Misi satelit ini untuk mengikuti jejak Roket Atlas V United Launch Alliance (ULA) yang dijadwalkan menggondol satelit mata-mata AS pada hari Selasa 3 November lalu. Namun peluncuran Atlas V ditunda dua kali karena masalah dengan bahan sistem darat dan sudah dijadwal ulang pada 6 November.

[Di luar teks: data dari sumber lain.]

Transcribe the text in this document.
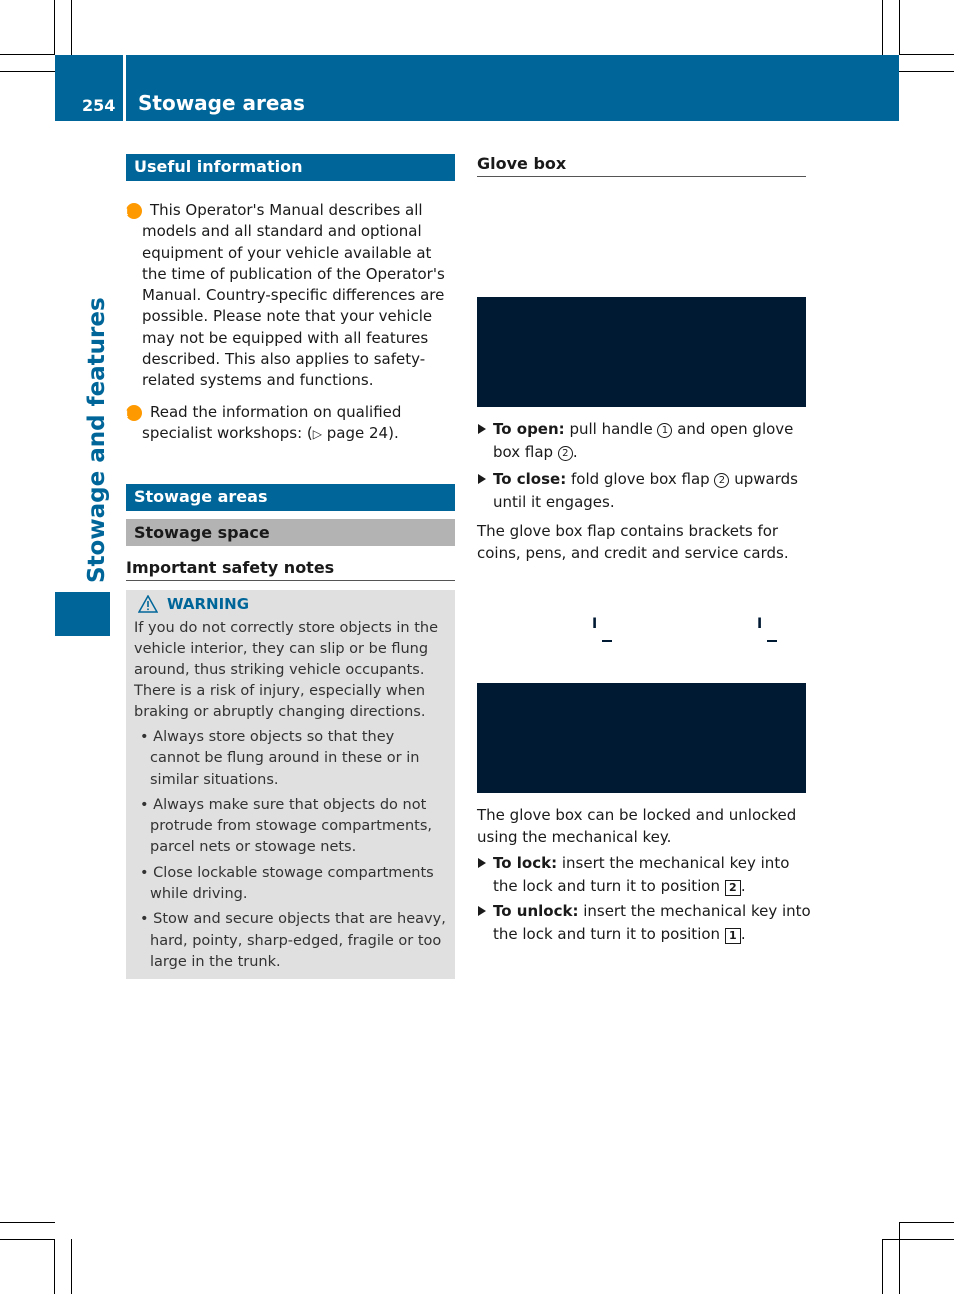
254 Stowage areas
Stowage and features
Useful information
i This Operator's Manual describes all models and all standard and optional equipment of your vehicle available at the time of publication of the Operator's Manual. Country-specific differences are possible. Please note that your vehicle may not be equipped with all features described. This also applies to safety-related systems and functions.
i Read the information on qualified specialist workshops: (▷ page 24).
Stowage areas
Stowage space
Important safety notes
WARNING
If you do not correctly store objects in the vehicle interior, they can slip or be flung around, thus striking vehicle occupants. There is a risk of injury, especially when braking or abruptly changing directions.
• Always store objects so that they cannot be flung around in these or in similar situations.
• Always make sure that objects do not protrude from stowage compartments, parcel nets or stowage nets.
• Close lockable stowage compartments while driving.
• Stow and secure objects that are heavy, hard, pointy, sharp-edged, fragile or too large in the trunk.
Glove box
To open: pull handle 1 and open glove box flap 2 .
To close: fold glove box flap 2 upwards until it engages.
The glove box flap contains brackets for coins, pens, and credit and service cards.
I	I
The glove box can be locked and unlocked using the mechanical key.
To lock: insert the mechanical key into the lock and turn it to position 2 .
To unlock: insert the mechanical key into the lock and turn it to position 1 .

Baca juga: NASA Tunda Peluncuran Satelit Pemantau Laut Sentinel-6 

Misi GPS ini telah menunggu lepas alas sejak penundaan 2 Oktober morat-marit. Ketika itu beberapa detik pra peluncuran, komputer Falcon 9 membaca anomali mesin dan sistem penghentian penerbangan roket. Beberapa saat kemudian, tim mengetahui permasalahan yang terjadi setelah melakukan penyelidikan menyeluruh.

SpaceX menemukan bahwa endapan dari “pernis penutup” memblokir lubang ventilasi selebar 0, 06 inci (1, 6 milimeter) atau besar dari sembilan Mesin Merlin di dalam Falcon 9 tahap pertama. Serupa itu penjelasan perwakilan SpaceX, seperti dikutip dari Space, Sabtu (7/11/2020).

Baca juga: Berpandu Starship SpaceX Akan Bantu Bersihkan Sampah Luar Angkasa 

Jejak pernis yang setara terdeteksi di mesin Roket Falcon 9 lainnya, Sentinel-6 dan Crew-1. Imbasnya, peluncuran Sentinel-6 ditunda had 21 November. Sementara Crew-1 tentu pada rencana yakni 14 November.

Penerbangan ini mencatat pengiriman GPS ketiga untuk SpaceX. Militer AS berencana meluncurkan 10 satelit GPS yang akan mewakili seluruh anggota lama dari susunan saat ini.